Filho do famoso diretor Dino Risi (1916-2008), Marco Risi imagina neste seu A Hora do Orvalho uma história que remete aos tempos anteriores à pandemia, o ano de 2018, ambientada numa casa de repouso de idosos. Traça, assim, perfis diferenciados e não-piedosos destas pessoas, cujas peculiaridades virão à tona através da convivência com dois jovens, que ali vão cumprir suas penas de serviços comunitários.
Eles são Carlo (Alessandro Fela) e Manuel (Roberto Gudese). O primeiro, um jovem riquinho e irresponsável, foi condenado por provocar um acidente de automóvel, quando dirigia bêbado, e que desfigurou o rosto de sua acompanhante (Alba De Torrebruna). O segundo, um pequeno traficante pego em flagrante.
O cotidiano de tarefas de assistência aos idosos começa como uma experiência custosa para os dois, que são supervisionados por uma enfermeira, Luisa (Lucia Rossi). Mas é também nessa convivência que ambos serão confrontados com experiências que têm o potencial de amadurecer uma visão de mundo até ali um tanto limitada.
Quem mais se aproxima de Carlo é Dino Rinoldi (Massimo de Francovich). Fotógrafo de profissão que não abandonou o hábito de fotografar tudo ao seu redor, ele tem obsessão por documentários de vida animal sobre leões e costuma jogar fora, sempre que possível, um dos remédios trazidos pelo rapaz - um antidepressivo. Dino nada tem de deprimido, aliás, e é bem agudo em suas observações sobre a realidade, rejeitando a piedade paternalista com que se costuma tratar pessoas de sua idade.
A chegada de outro idoso, Federico (Luigi Diberti), desencadeia uma reação em Dino. No passado, Dino e ele amaram a mesma mulher, mas foi Federico quem se casou com ela. Mas este, sofrendo de Alzheimer, tem sua memória prejudicada. Não lembra mais do conflito com Dino e nem mesmo se recorda das próprias poesias que escreveu e que lhe são lidas por Manuel.
Outros personagens somam-se a este núcleo, como o coronel ressentido por um drama com seu filho; um casal festivo; uma senhorinha que não desgruda de sua mala, tentando sair. Mas é importante que o enfoque geral não seja piedoso. O que está em evidência é essa particularidade de cada uma dessas pessoas e o efeito dessa convivência sobre os dois jovens - que claramente amadurecem neste contexto.
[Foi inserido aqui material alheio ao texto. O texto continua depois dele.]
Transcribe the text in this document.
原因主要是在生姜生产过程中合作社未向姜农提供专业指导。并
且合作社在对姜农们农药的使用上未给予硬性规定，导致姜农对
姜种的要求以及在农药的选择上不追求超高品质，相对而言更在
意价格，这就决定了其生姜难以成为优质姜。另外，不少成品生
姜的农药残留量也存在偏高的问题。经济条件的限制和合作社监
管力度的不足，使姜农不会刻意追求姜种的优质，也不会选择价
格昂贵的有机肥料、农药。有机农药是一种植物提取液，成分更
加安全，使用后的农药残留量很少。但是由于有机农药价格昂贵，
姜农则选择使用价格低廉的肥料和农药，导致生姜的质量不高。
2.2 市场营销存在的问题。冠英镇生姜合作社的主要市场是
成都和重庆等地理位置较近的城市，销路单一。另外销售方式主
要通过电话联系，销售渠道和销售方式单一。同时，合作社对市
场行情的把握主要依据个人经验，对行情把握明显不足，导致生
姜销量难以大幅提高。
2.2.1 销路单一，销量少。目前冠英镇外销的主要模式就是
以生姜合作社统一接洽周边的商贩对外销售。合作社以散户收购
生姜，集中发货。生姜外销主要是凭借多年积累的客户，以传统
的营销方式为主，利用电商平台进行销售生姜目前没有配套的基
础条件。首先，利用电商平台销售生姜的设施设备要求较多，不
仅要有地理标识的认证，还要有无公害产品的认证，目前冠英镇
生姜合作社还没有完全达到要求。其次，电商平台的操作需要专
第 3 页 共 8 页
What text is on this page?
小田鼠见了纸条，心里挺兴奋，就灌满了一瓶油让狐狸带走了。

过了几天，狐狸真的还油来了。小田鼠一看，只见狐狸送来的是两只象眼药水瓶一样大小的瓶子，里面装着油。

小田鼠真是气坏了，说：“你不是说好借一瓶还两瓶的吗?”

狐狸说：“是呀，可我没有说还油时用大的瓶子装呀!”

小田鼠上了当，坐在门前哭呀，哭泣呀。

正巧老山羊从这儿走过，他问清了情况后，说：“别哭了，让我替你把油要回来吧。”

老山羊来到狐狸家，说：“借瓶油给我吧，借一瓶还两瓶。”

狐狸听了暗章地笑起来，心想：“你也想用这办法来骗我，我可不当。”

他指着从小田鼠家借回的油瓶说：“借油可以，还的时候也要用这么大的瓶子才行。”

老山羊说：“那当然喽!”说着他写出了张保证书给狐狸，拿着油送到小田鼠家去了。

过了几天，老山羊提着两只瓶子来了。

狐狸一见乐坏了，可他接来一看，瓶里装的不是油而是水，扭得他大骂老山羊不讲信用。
Não é um filme de grandes choques nem revelações. Marco Riso trabalha numa chave sutil tanto no enredo, que ele co-escreveu (com Francesco De Frangipane e Riccardo De Torrebruna), quanto nas interpretações. Ele deixa a cargo do espectador extrair os sentidos mais profundos destas experiências que retrata, afinal bem comuns. E reserva para o final uma referência mais explícita à pandemia em que sobe o tom ligeiramente, mas sem derramamento.
Uma nota negativa é uma personagem brasileira que aparece brevemente numa cena de Natal na casa de Carlo. Ela é a nova esposa do pai dele e vem confraternizar com a família reunida, trazendo os dois filhos pequenos. Em sua breve aparição, a brasileira é retratada como espécie de soma dos chavões preconceituosos que tantas vezes são aplicados às mulheres brasileiras no exterior, ou seja, a bonitona sensual e oportunista.